The result of this was the Mali-G77 and the new Valhall architecture. ARM says that it delivers a 30% increase in performance density, 30% energy efficiency improvements, and 60% improvement for machine learning (ML). ARM expects Mali-G77-based to deliver 40% better peak graphics performance in mobile devices.
The company expects the Mali-G77 to bring more high-end gaming to mobile phones, and notes that 2018 was the year when revenues from mobile gaming overtook revenues on console and PC-based gaming for the first time.
With respect to ML, ARM says that the Mali-G77 provides devices with the capabilities to perform “increasingly complex” ML tasks faster on the device with 60% performance density improvement. This is better than sending them to the cloud for processing, which leads to more security concerns and decreased performance, as well as higher latency.
The new Valhall architecture is the basis of the Mali-G77 and future Mali GPUs. ARM says that the following features of Valhall make it a “novel architecture”:
- “A new superscalar engine, which delivers another leap in energy efficiency and performance density
- A simplified scalar ISA with a new instruction set that is more compiler friendly
- New dynamic scheduling of instructions
- Reworked datastructures better aligned to modern APIs, such as Vulkan.
- While there are many different advancements and new features, the two key ones are the execution engine and texture mapper in Mali-G77.”
The wide execution engines of the Mali-G77 improves performance density through sharing control over a wide number of lanes, according to ARM. The Mali-G76 has 8-wide warps and a total of 24 FMA lanes per shader core, while the Mali-G77 has 16 wide-warps, 32 lanes (two clusters of 16 FMA per execution engine) and one engine per shader core. This results in 33% more compute in the same area when compared to the G76, according to the company.
ARM also states that the improved gaming performance of the Mali-G77 is linked to the quad texture mapper, which provides four texels/cycle, that is 2x better throughput than the Mali-G76 and 4x greater than the G72. It’s said to provide improvements across the board of high-fidelity and casual gaming, but it will have an especially large impact on texture heavy games. The compute capability of the G77 has been increased, so the texture capability also needed to be increased to keep the machine balanced, according to ARM. The end goal? Deliver more performance per square millimeter than before.
The Mali-G77 has been optimized to match the new 16-wide execution engines and the quad texture mapper. This optimization includes a re-design of the LSC and attribute pipe with a focus on performance density and energy efficiency.

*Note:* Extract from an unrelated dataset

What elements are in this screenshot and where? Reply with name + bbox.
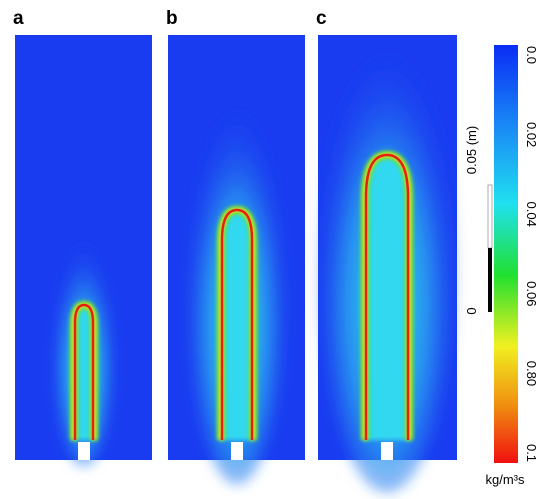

ARM says that it has a “significant focus” on improving energy efficiency, and promotes that the Mali-G77 can do the same work in 50% of the energy of Mali-G72 from two years ago. According to the company, the Valhall architecture and the Mali-G77 boost energy efficiency across all workloads, leading to an improvement of 1.3x across “a wide range of content,” which means that users will get longer battery life on premium devices.
ARM states that dynamic instruction scheduling is now handled in hardware to enable better performance. The dynamic scheduler is said to decide which instructions to execute from which warps, and the work is then issued to independent parallel ALUs in superscalar style.
Lastly, ARM notes that the Valhall architecture continues the evolution of the ARM Frame Buffer Compression through AFBC 1.3. It brings some new features that can be read in ARM’s blog post.
ARM has some big promises for the Mali-G77, proclaiming that it will bring significant performance improvements in complex AR and ML, and provide “uncompromising graphics performance and increased efficiency.” If the claims play out, we may finally see an ARM Mali GPU going head to head with, or even bettering the Adreno GPU of a given generation, and the mobile GPU market just become quite a bit more competitive.